Principle 2: Choose your sources the way you would make a key hire. Just as an employee that combines the right experience with a visionary mindset can dramatically accelerate a company’s innovation, a source with similar qualities can markedly reduce the amount of time an investigation requires—a critical consideration given that a creditor must assume it is a race against other creditors for recovery. And like successfully landing a key hire, developing a high-value source requires investing the time and energy necessary to form a person-to-person connection.

Connecting the Dots
The various pieces of information we gleaned from our research allowed us to form a hypothesis: Even as the company was balking at the bank’s repayment demands, it was acquiring large amounts of diamonds; once negotiations with the bank broke down and legal action commenced, the company used couriers on commercial flights to smuggle the diamonds into Dubai, where they could be easily hidden or sold. This hypothesis led us to identify additional potential sourcing and sales channels in Russia, London and India.

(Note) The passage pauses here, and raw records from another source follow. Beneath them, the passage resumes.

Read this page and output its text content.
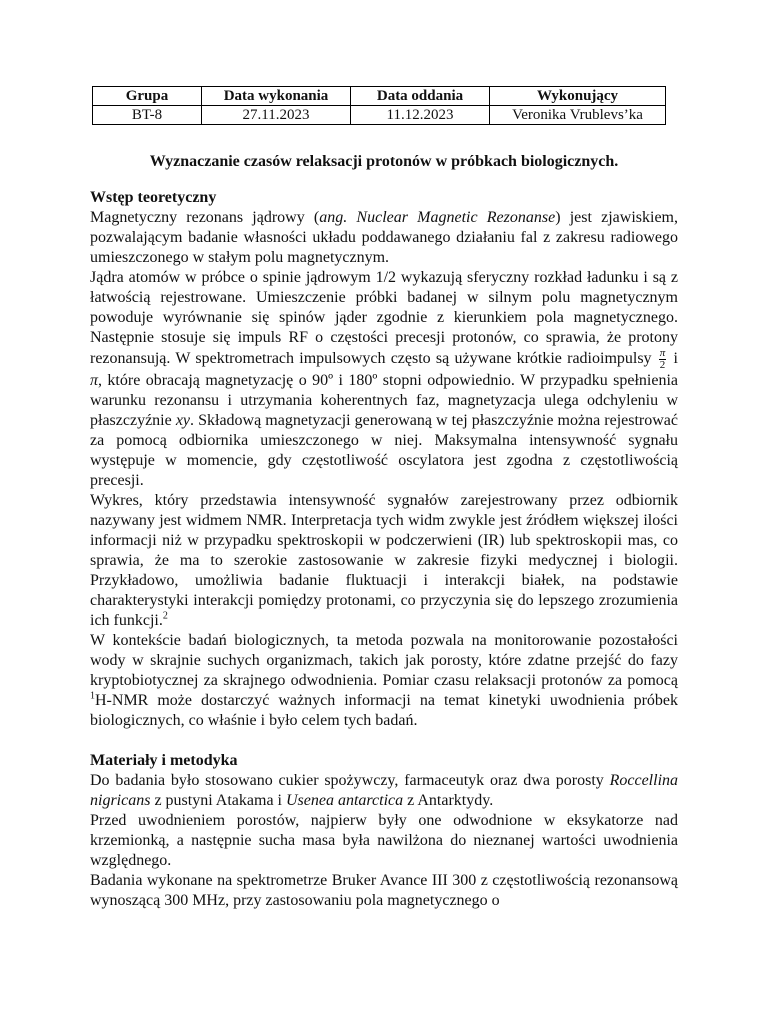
Grupa	Data wykonania	Data oddania	Wykonujący
BT-8	27.11.2023	11.12.2023	Veronika Vrublevs’ka
Wyznaczanie czasów relaksacji protonów w próbkach biologicznych.
Wstęp teoretyczny

Magnetyczny rezonans jądrowy (ang. Nuclear Magnetic Rezonanse) jest zjawiskiem, pozwalającym badanie własności układu poddawanego działaniu fal z zakresu radiowego umieszczonego w stałym polu magnetycznym.

Jądra atomów w próbce o spinie jądrowym 1/2 wykazują sferyczny rozkład ładunku i są z łatwością rejestrowane. Umieszczenie próbki badanej w silnym polu magnetycznym powoduje wyrównanie się spinów jąder zgodnie z kierunkiem pola magnetycznego. Następnie stosuje się impuls RF o częstości precesji protonów, co sprawia, że protony rezonansują. W spektrometrach impulsowych często są używane krótkie radioimpulsy $\frac{\pi}{2}$ i π, które obracają magnetyzację o 90º i 180º stopni odpowiednio. W przypadku spełnienia warunku rezonansu i utrzymania koherentnych faz, magnetyzacja ulega odchyleniu w płaszczyźnie xy. Składową magnetyzacji generowaną w tej płaszczyźnie można rejestrować za pomocą odbiornika umieszczonego w niej. Maksymalna intensywność sygnału występuje w momencie, gdy częstotliwość oscylatora jest zgodna z częstotliwością precesji.

Wykres, który przedstawia intensywność sygnałów zarejestrowany przez odbiornik nazywany jest widmem NMR. Interpretacja tych widm zwykle jest źródłem większej ilości informacji niż w przypadku spektroskopii w podczerwieni (IR) lub spektroskopii mas, co sprawia, że ma to szerokie zastosowanie w zakresie fizyki medycznej i biologii. Przykładowo, umożliwia badanie fluktuacji i interakcji białek, na podstawie charakterystyki interakcji pomiędzy protonami, co przyczynia się do lepszego zrozumienia ich funkcji.$^2$

W kontekście badań biologicznych, ta metoda pozwala na monitorowanie pozostałości wody w skrajnie suchych organizmach, takich jak porosty, które zdatne przejść do fazy kryptobiotycznej za skrajnego odwodnienia. Pomiar czasu relaksacji protonów za pomocą $^1$H-NMR może dostarczyć ważnych informacji na temat kinetyki uwodnienia próbek biologicznych, co właśnie i było celem tych badań.

Materiały i metodyka

Do badania było stosowano cukier spożywczy, farmaceutyk oraz dwa porosty Roccellina nigricans z pustyni Atakama i Usenea antarctica z Antarktydy.

Przed uwodnieniem porostów, najpierw były one odwodnione w eksykatorze nad krzemionką, a następnie sucha masa była nawilżona do nieznanej wartości uwodnienia względnego.

Badania wykonane na spektrometrze Bruker Avance III 300 z częstotliwością rezonansową wynoszącą 300 MHz, przy zastosowaniu pola magnetycznego o
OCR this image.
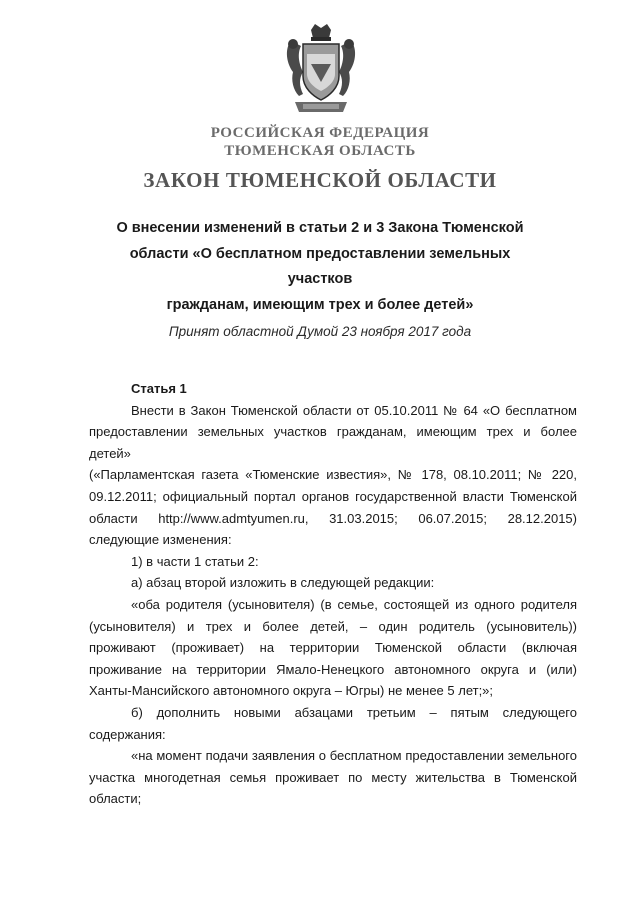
РОССИЙСКАЯ ФЕДЕРАЦИЯ
ТЮМЕНСКАЯ ОБЛАСТЬ
ЗАКОН ТЮМЕНСКОЙ ОБЛАСТИ
О внесении изменений в статьи 2 и 3 Закона Тюменской
области «О бесплатном предоставлении земельных участков
гражданам, имеющим трех и более детей»
Принят областной Думой 23 ноября 2017 года

Статья 1

Внести в Закон Тюменской области от 05.10.2011 № 64 «О бесплатном

предоставлении земельных участков гражданам, имеющим трех и более детей»

(«Парламентская газета «Тюменские известия», № 178, 08.10.2011; № 220,

09.12.2011; официальный портал органов государственной власти Тюменской

области http://www.admtyumen.ru, 31.03.2015; 06.07.2015; 28.12.2015)

следующие изменения:

1) в части 1 статьи 2:

а) абзац второй изложить в следующей редакции:

«оба родителя (усыновителя) (в семье, состоящей из одного родителя

(усыновителя) и трех и более детей, – один родитель (усыновитель))

проживают (проживает) на территории Тюменской области (включая

проживание на территории Ямало-Ненецкого автономного округа и (или)

Ханты-Мансийского автономного округа – Югры) не менее 5 лет;»;

б) дополнить новыми абзацами третьим – пятым следующего

содержания:

«на момент подачи заявления о бесплатном предоставлении земельного

участка многодетная семья проживает по месту жительства в Тюменской

области;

We then focused our efforts on these four areas, where we expanded and cross-corroborated our sources, and conducted reconnaissance and surveillance. One by one, the pieces fell into place. Import and export data confirmed the company had received significant diamond shipments from suppliers in Russia. Surveillance confirmed company representatives engaged in buying and selling rough diamonds at an industry trading hub in London. Confidential sources cultivated in Dubai and India confirmed the methods and routes of the company’s smuggling operations.

Principle 3: Keep the investigation tethered to the hypothesis. While this sounds straightforward in theory, it can be difficult to do in practice. A global client in a complex asset recovery case will have multiple constituencies—the board of directors, the general counsel, the asset recovery unit and the investigations and intelligence unit, as well as external legal counsel in various jurisdictions—each under pressure and with its own priorities and ideas about how the case should be run. In the face of this range of voices, the hypothesis needs to be the touchstone that focuses energy and resources, keeping the case from being pulled in different directions.

Striking at the Debtor’s Pain Points
The fruits of the investigation gave us what we needed to file a convincing complaint with the judge whose asset freeze order was being violated by the diamond company’s smuggling operation. The judge was predictably furious and appointed an administrator to oversee the company’s books and records. This was a critical turning point in the case, forcing transparency of the company’s machinations and limiting its freedom of movement going forward. Just as importantly, the appointment of an administrator meant that the company could no longer dismiss the conflict with the bank as a routine commercial dispute; the diamond company’s credit ratings fell, other banks with whom the company had credit lines started asking pointed questions and the rest of the industry shied away from doing business with them.

These developments got the company’s attention in a way that the bank’s earlier legal actions failed to do; with its access to both capital and the diamond markets in jeopardy and its reputation blackened, the company was cornered. Faced with no other choice, the company sat down with the bank and negotiated repayment of its outstanding credit line.

Principle 4: Asset recovery isn’t always about recovering the assets. On the surface, the investigation’s objective was simple: Find the missing diamonds. But our client’s real goal wasn’t the diamonds—it was getting the diamond company to honour its debt obligations. For that, it was enough to make the diamond company a pariah within its industry and to its financing sources. Throughout the asset recovery process, maintain a strategic mindset focused on both the client’s larger objectives and the debtor’s pain points.

Because they unfold over several geographies, cultures and legal and regulatory regimes, multijurisdictional asset recovery cases bring an extra level of complexity that can test even the most seasoned investigators. In these situations, it is all the more important to hew closely to best practices that will keep the investigation running efficiently and focused on its strategic goals.